En ese momento, Charlie aún vestía como antes, con una simple camisa blanca, un par de jeans desgastados, aunque sus zapatos eran nuevos, no valían mucho.

A primera vista, parecía bastante descuidado.

Después de evaluarlo, todas las vendedoras fruncieron ligeramente el ceño.

Luego retiraron sus miradas y reanudaron la charla.

Con esa vestimenta, era imposible que estuviera allí para comprar una casa.

Tan descuidado y tan joven, no podría permitirse una casa, probablemente solo estaba dando vueltas.

Entré al vestíbulo, miré alrededor y me dirigí hacia una de las maquetas.

En ese momento, una vendedora miró de nuevo, sus cejas arrugadas con ligera perplejidad.

—¡Oye!

¿Eres Charlie Thompson?

Me sorprendí, luego miré a la vendedora, mostrando una expresión de desconcierto, diciendo vacilante:
—¿Tú eres…?

—¡Realmente eres Charlie Thompson!

Ha pasado años, ¿no?

Has cambiado un poco, pero tu vestimenta sigue siendo la misma.
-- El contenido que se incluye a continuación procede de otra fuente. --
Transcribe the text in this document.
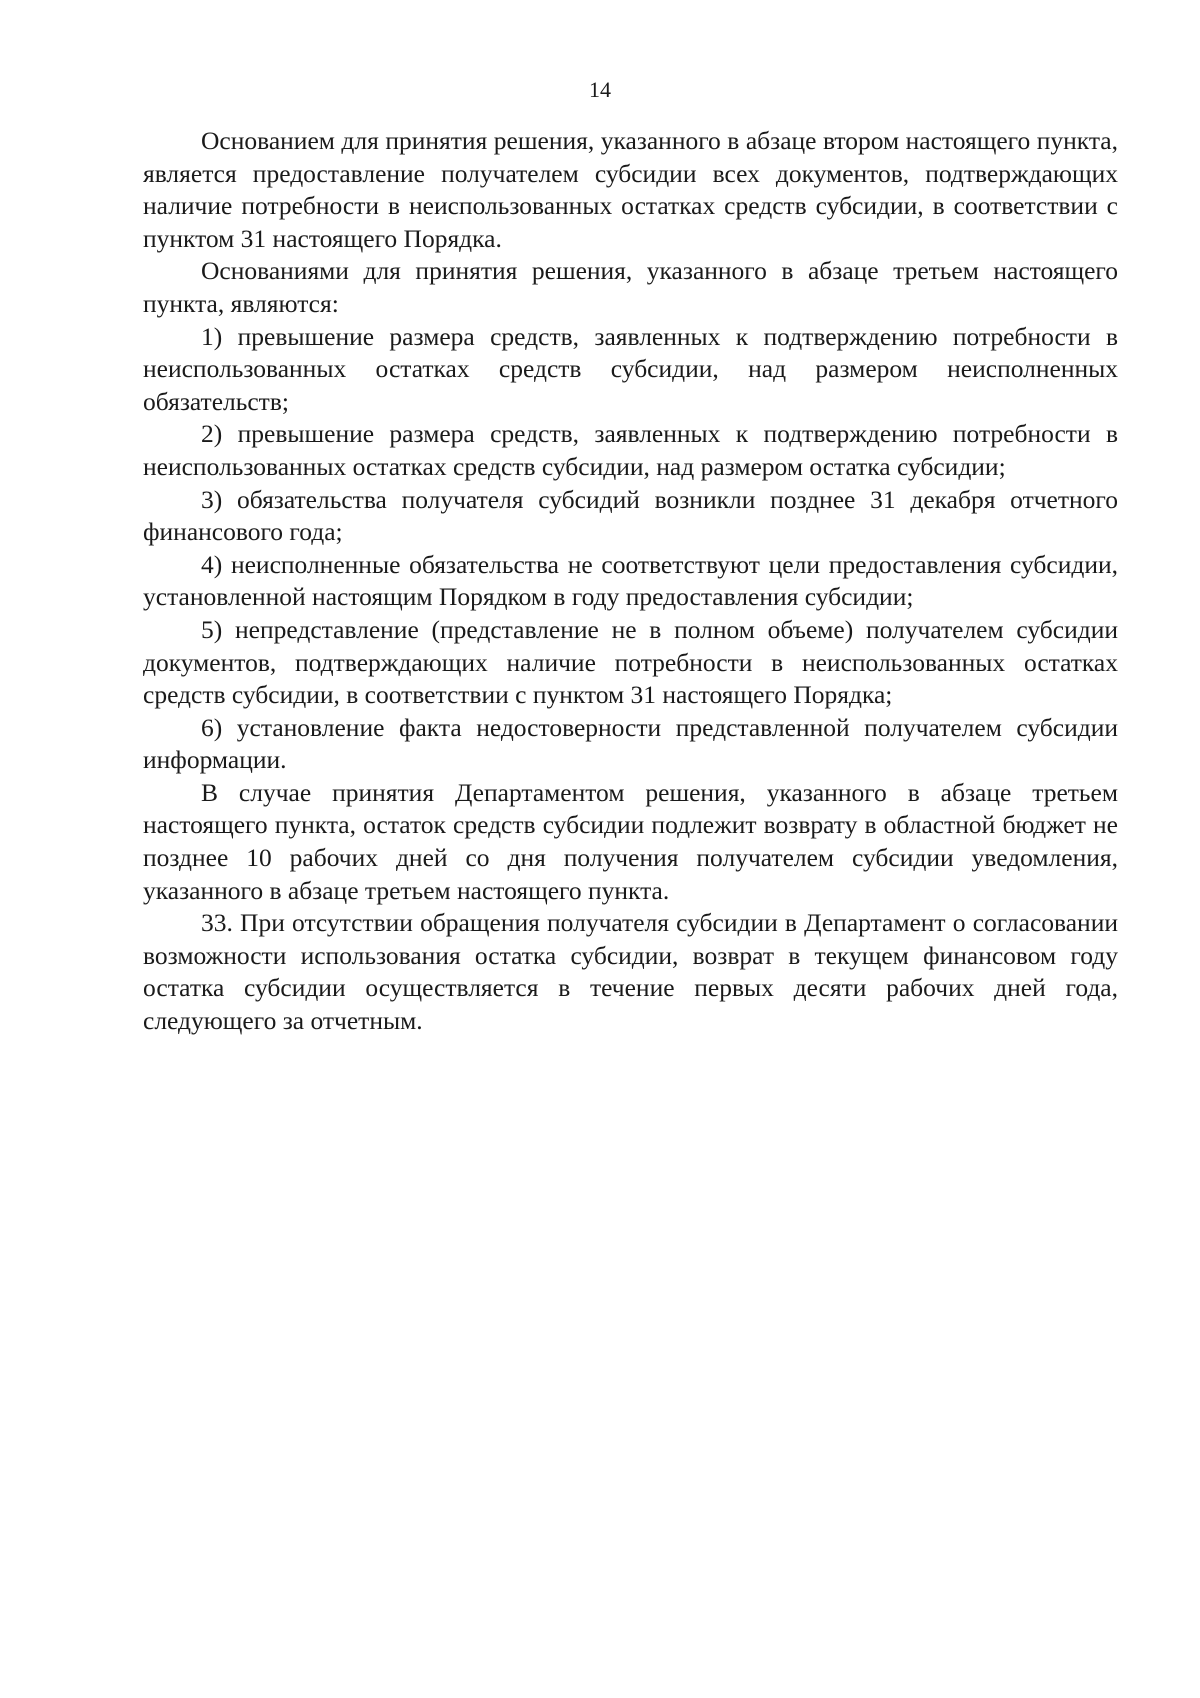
14

Основанием для принятия решения, указанного в абзаце втором настоящего пункта, является предоставление получателем субсидии всех документов, подтверждающих наличие потребности в неиспользованных остатках средств субсидии, в соответствии с пунктом 31 настоящего Порядка.

Основаниями для принятия решения, указанного в абзаце третьем настоящего пункта, являются:

1) превышение размера средств, заявленных к подтверждению потребности в неиспользованных остатках средств субсидии, над размером неисполненных обязательств;

2) превышение размера средств, заявленных к подтверждению потребности в неиспользованных остатках средств субсидии, над размером остатка субсидии;

3) обязательства получателя субсидий возникли позднее 31 декабря отчетного финансового года;

4) неисполненные обязательства не соответствуют цели предоставления субсидии, установленной настоящим Порядком в году предоставления субсидии;

5) непредставление (представление не в полном объеме) получателем субсидии документов, подтверждающих наличие потребности в неиспользованных остатках средств субсидии, в соответствии с пунктом 31 настоящего Порядка;

6) установление факта недостоверности представленной получателем субсидии информации.

В случае принятия Департаментом решения, указанного в абзаце третьем настоящего пункта, остаток средств субсидии подлежит возврату в областной бюджет не позднее 10 рабочих дней со дня получения получателем субсидии уведомления, указанного в абзаце третьем настоящего пункта.

33. При отсутствии обращения получателя субсидии в Департамент о согласовании возможности использования остатка субсидии, возврат в текущем финансовом году остатка субсидии осуществляется в течение первых десяти рабочих дней года, следующего за отчетным.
Viendo que me veía desconcertado, dijo:
—¡Soy Heather Thomas!

¡Me sorprende que no pudieras reconocerme!

Habló con un toque de orgullo, como si estuviera muy segura de su apariencia.

—¡Oh!

¡Eres tú!

¡Casi no te reconozco!

—dije.

Esta Heather Thomas era mi compañera de secundaria, pero solo teníamos una relación normal de compañeros, no mucha familiaridad ni conexión.

En mi impresión, Heather era bastante esnob; durante la secundaria, comenzó a mezclarse con niños ricos, nunca lanzando una mirada a un chico de pueblo como yo.

Después de la graduación de secundaria, escuché que fue a una escuela vocacional, y no había oído nada de ella desde entonces.

Inesperadamente, la encontré aquí.

El dicho “las chicas se transforman a los dieciocho” parecía cierto; con los años, ella realmente se había transformado, volviéndose elegante y glamurosa, sumado al maquillaje, haciéndola irreconocible para mí.

—Charlie, ¿entraste a la universidad?

Recuerdo que solías tener bastante buenas notas —dijo Heather Thomas.

Negué con la cabeza:
—No, lo dejé a la mitad, ahora solo reparto paquetes.

Heather se quedó atónita, luego pronunció un oh.

—Ya veo…

Su expresión cambió ligeramente, con un apenas perceptible rastro de desdén en sus ojos.

Para ella, repartir paquetes era un trabajo bastante inferior.

Las vendedoras también fruncieron ligeramente el ceño, mostrando un poco de desprecio.